Ebay’s Q4 “Moonshot” Is Rapidly Approaching

Earnings season is chugging along, and investors continue to feel slightly optimistic. Netflix (NASDAQ: NFLX) was the latest company to post an “earnings beat,” with an earnings per share (EPS) of $1.47 vs. the expected $1.04. It was a huge surprise for shareholders and analysts alike, causing NFLX shares to rise as high as 10% in after-hours trading.

Those gains mostly retreated throughout today’s trading session, on the heels of some not-so-great guidance from company leadership, but in general, NFLX became another brick in the “no recession” wall.

Other companies had an impressive Q3 as well. Bank of America (NYSE: BAC), for example, surpassed EPS expectations too ($0.56 vs. $0.51 expected), following J.P. Morgan’s (NYSE: JPM) strong earnings report on Tuesday.

And yes, there are still reasons to be worried about a bearish flip in sentiment. The trade war is still up in the air, and the Fed might stop cutting rates if the economy continues to show signs of life.

But overall, bulls can finally feel good about the future.

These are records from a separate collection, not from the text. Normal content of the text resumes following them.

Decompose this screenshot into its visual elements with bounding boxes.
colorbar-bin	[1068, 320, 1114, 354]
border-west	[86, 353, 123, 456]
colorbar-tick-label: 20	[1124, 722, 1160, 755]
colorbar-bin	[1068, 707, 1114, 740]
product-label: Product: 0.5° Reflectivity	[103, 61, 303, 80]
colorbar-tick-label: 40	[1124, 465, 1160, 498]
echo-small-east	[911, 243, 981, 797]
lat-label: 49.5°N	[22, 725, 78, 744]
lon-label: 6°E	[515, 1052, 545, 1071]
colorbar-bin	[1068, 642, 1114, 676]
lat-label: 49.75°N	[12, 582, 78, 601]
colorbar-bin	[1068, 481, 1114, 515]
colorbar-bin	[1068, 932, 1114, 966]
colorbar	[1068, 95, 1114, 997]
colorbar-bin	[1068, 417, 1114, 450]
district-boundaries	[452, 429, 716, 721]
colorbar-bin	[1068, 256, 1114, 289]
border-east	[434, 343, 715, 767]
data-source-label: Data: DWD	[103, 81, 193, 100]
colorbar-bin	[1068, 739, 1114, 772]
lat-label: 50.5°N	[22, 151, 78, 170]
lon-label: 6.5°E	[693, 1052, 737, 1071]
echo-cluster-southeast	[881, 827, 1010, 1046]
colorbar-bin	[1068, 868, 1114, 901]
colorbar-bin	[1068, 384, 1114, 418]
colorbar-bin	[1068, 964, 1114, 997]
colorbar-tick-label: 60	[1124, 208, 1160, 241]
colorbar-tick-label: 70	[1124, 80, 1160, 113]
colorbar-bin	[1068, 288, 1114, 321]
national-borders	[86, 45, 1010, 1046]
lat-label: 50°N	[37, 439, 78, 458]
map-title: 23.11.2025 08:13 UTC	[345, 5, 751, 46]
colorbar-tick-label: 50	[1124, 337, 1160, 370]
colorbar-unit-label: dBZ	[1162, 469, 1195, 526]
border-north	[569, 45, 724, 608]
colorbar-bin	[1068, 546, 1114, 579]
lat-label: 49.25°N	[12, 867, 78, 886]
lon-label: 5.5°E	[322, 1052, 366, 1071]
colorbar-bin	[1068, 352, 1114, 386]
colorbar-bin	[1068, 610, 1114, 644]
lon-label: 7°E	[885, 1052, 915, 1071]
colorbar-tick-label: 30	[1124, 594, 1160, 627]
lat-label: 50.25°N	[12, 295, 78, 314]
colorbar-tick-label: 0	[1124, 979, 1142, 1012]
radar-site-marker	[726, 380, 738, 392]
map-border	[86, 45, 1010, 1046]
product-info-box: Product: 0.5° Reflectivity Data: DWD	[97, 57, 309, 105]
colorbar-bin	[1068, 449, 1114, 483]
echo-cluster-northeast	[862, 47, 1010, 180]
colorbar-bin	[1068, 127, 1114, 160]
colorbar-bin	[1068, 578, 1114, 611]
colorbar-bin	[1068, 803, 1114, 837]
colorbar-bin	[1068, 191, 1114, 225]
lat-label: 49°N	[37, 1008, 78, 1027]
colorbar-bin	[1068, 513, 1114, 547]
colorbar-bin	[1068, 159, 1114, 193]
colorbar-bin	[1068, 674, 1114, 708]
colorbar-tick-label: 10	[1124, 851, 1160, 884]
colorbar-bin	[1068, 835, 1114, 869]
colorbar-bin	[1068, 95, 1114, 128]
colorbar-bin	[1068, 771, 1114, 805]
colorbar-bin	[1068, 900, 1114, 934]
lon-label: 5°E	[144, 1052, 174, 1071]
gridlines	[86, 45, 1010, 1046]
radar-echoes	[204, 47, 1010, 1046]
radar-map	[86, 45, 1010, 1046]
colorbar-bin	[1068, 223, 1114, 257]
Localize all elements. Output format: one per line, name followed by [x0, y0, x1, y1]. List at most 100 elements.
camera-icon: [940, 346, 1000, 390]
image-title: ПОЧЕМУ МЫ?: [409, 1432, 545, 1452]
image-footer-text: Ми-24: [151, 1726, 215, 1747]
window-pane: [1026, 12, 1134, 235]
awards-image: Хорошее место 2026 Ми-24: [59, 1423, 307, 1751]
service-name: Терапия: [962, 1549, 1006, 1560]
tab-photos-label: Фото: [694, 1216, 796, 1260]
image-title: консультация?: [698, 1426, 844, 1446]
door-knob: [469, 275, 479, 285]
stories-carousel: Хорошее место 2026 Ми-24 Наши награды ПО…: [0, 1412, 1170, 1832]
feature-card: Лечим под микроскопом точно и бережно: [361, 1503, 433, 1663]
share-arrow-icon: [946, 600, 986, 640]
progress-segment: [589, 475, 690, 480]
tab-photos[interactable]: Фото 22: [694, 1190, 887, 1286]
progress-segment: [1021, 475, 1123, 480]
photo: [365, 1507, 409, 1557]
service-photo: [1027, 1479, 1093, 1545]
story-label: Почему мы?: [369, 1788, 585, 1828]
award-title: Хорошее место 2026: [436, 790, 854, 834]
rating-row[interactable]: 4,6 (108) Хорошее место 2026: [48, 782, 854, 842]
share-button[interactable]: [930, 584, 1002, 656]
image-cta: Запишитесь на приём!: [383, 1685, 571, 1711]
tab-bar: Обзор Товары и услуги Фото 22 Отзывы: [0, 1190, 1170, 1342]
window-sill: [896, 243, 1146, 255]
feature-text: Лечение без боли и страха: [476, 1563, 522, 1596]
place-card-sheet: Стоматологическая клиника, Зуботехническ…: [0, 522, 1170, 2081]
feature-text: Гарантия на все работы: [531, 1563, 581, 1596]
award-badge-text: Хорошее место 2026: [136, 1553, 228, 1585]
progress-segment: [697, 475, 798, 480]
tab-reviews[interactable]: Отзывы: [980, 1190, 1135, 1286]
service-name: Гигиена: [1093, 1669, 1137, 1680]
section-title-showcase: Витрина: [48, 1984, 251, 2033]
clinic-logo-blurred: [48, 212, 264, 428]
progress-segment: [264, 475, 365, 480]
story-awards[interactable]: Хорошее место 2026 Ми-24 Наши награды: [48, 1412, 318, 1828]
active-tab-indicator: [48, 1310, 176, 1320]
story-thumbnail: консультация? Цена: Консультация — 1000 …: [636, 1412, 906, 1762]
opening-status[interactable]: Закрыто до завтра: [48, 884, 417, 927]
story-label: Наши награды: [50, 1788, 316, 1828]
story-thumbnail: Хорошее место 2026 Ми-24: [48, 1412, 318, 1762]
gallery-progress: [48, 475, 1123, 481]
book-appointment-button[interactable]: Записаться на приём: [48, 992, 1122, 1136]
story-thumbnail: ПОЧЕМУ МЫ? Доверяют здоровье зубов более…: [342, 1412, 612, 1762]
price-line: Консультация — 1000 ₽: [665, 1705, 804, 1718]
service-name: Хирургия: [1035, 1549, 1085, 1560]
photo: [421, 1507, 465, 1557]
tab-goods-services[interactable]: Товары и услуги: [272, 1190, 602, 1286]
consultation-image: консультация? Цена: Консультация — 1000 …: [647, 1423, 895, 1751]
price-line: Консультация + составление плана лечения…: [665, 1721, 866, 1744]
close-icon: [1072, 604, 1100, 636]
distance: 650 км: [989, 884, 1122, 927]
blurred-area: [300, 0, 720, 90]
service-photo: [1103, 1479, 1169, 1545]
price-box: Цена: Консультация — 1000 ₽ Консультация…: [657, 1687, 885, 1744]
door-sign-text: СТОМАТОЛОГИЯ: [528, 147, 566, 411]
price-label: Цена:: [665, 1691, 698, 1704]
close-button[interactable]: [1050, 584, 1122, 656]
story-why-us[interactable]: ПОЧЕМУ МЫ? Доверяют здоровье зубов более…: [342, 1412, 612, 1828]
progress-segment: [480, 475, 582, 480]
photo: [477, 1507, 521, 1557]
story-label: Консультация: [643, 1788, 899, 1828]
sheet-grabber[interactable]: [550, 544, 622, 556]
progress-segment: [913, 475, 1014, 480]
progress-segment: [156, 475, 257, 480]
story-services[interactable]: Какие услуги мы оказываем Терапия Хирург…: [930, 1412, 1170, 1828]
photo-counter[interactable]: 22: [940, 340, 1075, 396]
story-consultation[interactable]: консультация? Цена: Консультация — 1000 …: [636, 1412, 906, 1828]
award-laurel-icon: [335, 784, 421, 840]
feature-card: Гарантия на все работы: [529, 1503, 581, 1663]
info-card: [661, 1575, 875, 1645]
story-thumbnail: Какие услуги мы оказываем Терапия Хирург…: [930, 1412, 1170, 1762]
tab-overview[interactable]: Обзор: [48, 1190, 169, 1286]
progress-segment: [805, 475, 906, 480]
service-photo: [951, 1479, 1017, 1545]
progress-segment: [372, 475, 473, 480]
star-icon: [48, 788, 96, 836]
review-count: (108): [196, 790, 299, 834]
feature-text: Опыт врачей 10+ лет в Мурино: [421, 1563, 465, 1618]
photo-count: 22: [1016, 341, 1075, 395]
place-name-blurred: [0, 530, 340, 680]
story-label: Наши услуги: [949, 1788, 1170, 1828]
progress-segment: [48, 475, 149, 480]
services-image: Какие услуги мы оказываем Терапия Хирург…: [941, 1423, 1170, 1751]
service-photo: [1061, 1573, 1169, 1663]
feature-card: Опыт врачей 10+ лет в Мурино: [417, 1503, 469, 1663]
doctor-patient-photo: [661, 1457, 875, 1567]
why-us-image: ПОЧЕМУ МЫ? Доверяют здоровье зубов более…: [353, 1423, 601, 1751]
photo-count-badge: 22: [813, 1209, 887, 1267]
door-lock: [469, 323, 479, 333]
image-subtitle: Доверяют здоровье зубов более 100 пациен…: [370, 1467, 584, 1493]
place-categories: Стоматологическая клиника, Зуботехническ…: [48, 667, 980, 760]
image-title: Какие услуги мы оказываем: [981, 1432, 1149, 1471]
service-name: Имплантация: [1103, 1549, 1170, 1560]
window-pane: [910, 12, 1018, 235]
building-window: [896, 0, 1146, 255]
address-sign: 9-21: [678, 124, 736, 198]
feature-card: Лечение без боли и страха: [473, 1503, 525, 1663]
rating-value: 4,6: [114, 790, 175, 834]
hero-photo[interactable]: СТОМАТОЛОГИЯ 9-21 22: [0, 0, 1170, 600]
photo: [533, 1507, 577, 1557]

For the short-term, at least.

Plenty of consumer-facing companies are exhibiting that same cautious optimism. Share prices are rising with a market-wide recovery on the docket.

One such company – Ebay Inc. (NASDAQ: EBAY) – is even approaching what could turn out to be a major rally.

Potentially to a new yearly high.

In the weekly candlestick chart above, you can see that EBAY’s been in a slow uptrend since the start of the year. The stock encountered some turbulence back in August and September but is now finally turning the corner.

After nearly hitting the lower Bollinger Band (BB) one week ago, the general market’s recent lift has brought the current weekly candlestick above the last two candle bodies. Typically, that’s not good enough for me to go long without BB contact.

However, the 50-week moving average has consistently pointed “up” since June. To me, that’s a very strong indicator of a long-running uptrend, making the recent price action good enough to warrant a long position, provided that EBAY moves past the current week’s high (to $39.58).

At that point, multiple levels of resistance stand in the way of a true rally. But because a higher low was just set (relative to the triple bottom low spanning March-June), it appears as though EBAY’s determined to set yet another one, possibly around the yearly high at $42.00.

If that happens, bears had better look out, because EBAY could very well go on a Q4 “moonshot” to close out 2019.

It’s already been a strong year for EBAY, but based on what the chart is telling us, more gains are coming.

And they might be here sooner than most investors think.